Além disso, o ministro proibiu que empresas brasileiras ou que atuem no Brasil sigam ordens de outros países que restrinjam direitos ou imponham obrigações. Apesar de não citar diretamente, a decisão faz referência a aplicação da Lei Magnitsky, dos EUA, contra o ministro do STF, Alexandre de Moraes.

Efeito sobre outras ações

O processo foi movido pelo Instituto Brasileiro de Mineração (Ibram), que questionou a legitimidade de municípios acionarem tribunais estrangeiros. Segundo a entidade, apenas a União pode representar o país no exterior, e múltiplas ações internacionais dificultam fiscalização e transparência. A decisão de Dino tem efeito vinculante e se aplica a outros casos, reforçando que tribunais estrangeiros não podem impor decisões unilaterais sobre órgãos nacionais.

Tragédia de Mariana

O rompimento da barragem da Samarco, em 2015, provocou o maior desastre ambiental do país. A lama destruiu comunidades, áreas de preservação e parte da biodiversidade da Mata Atlântica. A tragédia deixou 19 mortos, afetou mais de 40 municípios, três reservas indígenas e milhares de famílias ao longo da bacia do Rio Doce até o Oceano Atlântico.

IBRAM emite nota: leia a íntegra

“O Instituto Brasileiro de Mineração (IBRAM) considera plenamente aderente à legislação brasileira a decisão proferida pelo ministro Flávio Dino no âmbito do Supremo Tribunal Federal (STF), que estabelece que leis, medidas e sentenças de tribunais estrangeiros somente produzem efeitos no Brasil após validação pelo Judiciário brasileiro, bem como veda a estados e municípios a propositura de novas ações em cortes estrangeiras. Na visão do IBRAM, a diretriz prestigia a soberania nacional, o pacto federativo e a competência do sistema de Justiça brasileiro para fatos ocorridos no país.

A orientação do STF está em consonância com o que o IBRAM sustentou desde o início na Arguição de Descumprimento de Preceito Fundamental (ADPF) 1178: controvérsias decorrentes do rompimento de barragem em Mariana (MG) — fato ocorrido no Brasil, regido por leis brasileiras e com ampla atuação das instituições nacionais — devem ser tratadas sob a jurisdição brasileira, com eventual cooperação internacional observando os canais legais de homologação e assistência judiciária.

O Instituto reitera o entendimento de que a tramitação de pleitos indenizatórios no Brasil fortalece a segurança jurídica, evita decisões conflitantes e assegura a adequada coordenação entre Poder Judiciário, Ministério Público, órgãos ambientais e autoridades responsáveis pela reparação, sempre em respeito à Constituição. A decisão do ministro Dino, ao fixar que atos estrangeiros não têm eficácia automática no território nacional, reforça esse caminho institucional.

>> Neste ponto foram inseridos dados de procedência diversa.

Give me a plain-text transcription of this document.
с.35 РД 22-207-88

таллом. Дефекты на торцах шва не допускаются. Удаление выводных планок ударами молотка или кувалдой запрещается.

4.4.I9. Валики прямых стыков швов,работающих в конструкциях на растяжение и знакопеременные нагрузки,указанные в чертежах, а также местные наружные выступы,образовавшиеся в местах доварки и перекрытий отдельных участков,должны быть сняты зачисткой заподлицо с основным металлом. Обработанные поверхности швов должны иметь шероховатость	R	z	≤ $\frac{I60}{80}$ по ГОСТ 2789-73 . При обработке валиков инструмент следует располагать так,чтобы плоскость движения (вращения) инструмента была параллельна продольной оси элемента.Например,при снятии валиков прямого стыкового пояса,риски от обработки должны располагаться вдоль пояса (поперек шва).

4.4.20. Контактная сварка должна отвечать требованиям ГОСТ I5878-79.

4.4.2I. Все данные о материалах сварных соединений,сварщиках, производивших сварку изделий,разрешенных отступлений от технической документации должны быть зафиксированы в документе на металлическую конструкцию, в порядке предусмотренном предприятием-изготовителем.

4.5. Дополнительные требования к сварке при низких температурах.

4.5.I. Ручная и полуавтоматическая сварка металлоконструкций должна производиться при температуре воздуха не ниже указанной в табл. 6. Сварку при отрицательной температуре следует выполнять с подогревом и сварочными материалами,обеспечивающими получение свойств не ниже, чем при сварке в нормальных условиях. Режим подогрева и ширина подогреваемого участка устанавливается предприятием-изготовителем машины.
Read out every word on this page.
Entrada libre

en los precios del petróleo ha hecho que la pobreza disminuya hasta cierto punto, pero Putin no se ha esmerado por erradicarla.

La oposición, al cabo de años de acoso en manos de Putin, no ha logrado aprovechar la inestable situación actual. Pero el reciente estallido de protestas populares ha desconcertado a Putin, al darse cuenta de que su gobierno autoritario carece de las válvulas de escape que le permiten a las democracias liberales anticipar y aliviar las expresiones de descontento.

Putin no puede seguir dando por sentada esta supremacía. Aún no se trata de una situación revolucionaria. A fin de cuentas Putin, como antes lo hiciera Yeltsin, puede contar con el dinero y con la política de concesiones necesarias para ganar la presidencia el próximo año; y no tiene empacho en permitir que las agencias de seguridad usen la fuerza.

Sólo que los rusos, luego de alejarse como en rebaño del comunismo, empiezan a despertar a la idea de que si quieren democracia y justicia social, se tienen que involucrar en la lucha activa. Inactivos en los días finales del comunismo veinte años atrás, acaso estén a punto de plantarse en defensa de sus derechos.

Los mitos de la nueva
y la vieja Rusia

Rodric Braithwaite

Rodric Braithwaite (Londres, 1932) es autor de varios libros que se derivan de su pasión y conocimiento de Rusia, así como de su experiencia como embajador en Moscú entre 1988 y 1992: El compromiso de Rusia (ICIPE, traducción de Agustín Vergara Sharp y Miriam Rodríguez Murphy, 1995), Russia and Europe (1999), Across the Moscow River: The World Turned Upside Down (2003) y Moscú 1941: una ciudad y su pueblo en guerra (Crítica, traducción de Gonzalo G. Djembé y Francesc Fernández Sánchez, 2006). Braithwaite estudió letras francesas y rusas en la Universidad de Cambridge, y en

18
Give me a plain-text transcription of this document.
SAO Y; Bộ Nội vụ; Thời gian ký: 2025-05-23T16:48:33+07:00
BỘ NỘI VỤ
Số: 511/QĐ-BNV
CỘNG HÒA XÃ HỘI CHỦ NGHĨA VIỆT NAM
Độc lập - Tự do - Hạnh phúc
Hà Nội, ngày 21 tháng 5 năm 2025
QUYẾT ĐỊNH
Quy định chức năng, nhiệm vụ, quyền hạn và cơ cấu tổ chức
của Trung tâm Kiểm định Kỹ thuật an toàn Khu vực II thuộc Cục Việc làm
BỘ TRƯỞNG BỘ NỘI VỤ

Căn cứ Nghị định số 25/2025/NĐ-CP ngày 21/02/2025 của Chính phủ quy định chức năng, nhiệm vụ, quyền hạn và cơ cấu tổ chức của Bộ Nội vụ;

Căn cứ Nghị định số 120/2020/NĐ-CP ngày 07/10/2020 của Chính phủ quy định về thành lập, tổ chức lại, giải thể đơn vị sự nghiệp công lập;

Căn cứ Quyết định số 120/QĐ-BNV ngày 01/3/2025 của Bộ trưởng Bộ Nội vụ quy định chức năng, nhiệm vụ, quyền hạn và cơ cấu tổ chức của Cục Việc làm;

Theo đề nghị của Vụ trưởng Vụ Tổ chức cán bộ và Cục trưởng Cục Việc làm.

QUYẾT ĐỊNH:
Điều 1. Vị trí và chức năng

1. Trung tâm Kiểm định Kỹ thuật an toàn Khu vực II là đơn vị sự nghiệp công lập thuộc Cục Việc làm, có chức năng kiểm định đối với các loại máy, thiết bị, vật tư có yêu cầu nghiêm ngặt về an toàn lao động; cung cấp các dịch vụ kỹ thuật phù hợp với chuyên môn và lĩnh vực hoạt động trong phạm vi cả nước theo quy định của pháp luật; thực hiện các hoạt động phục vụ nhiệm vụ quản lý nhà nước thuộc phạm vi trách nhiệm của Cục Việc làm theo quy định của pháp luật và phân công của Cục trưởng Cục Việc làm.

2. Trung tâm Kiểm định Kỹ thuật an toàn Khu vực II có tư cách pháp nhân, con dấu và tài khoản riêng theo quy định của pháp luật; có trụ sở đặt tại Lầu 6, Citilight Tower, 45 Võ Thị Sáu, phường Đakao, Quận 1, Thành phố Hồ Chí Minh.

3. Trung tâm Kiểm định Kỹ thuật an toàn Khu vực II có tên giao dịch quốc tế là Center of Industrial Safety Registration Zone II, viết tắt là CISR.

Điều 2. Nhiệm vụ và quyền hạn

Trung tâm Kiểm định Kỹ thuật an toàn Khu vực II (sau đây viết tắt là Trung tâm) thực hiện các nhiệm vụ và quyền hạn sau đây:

Por fim, o IBRAM reafirma seu compromisso com soluções efetivas de reparação, com o pagamento das indenizações pactuadas em acordo já celebrado com participação de autoridades brasileiras e com a melhoria contínua das práticas socioambientais do setor, bem como com o pleno respeito às competências constitucionais brasileiras. Em casos que envolvam danos ocorridos em território nacional, a Justiça brasileira é o foro competente para garantir respostas céleres, consistentes e aderentes ao ordenamento jurídico do país”.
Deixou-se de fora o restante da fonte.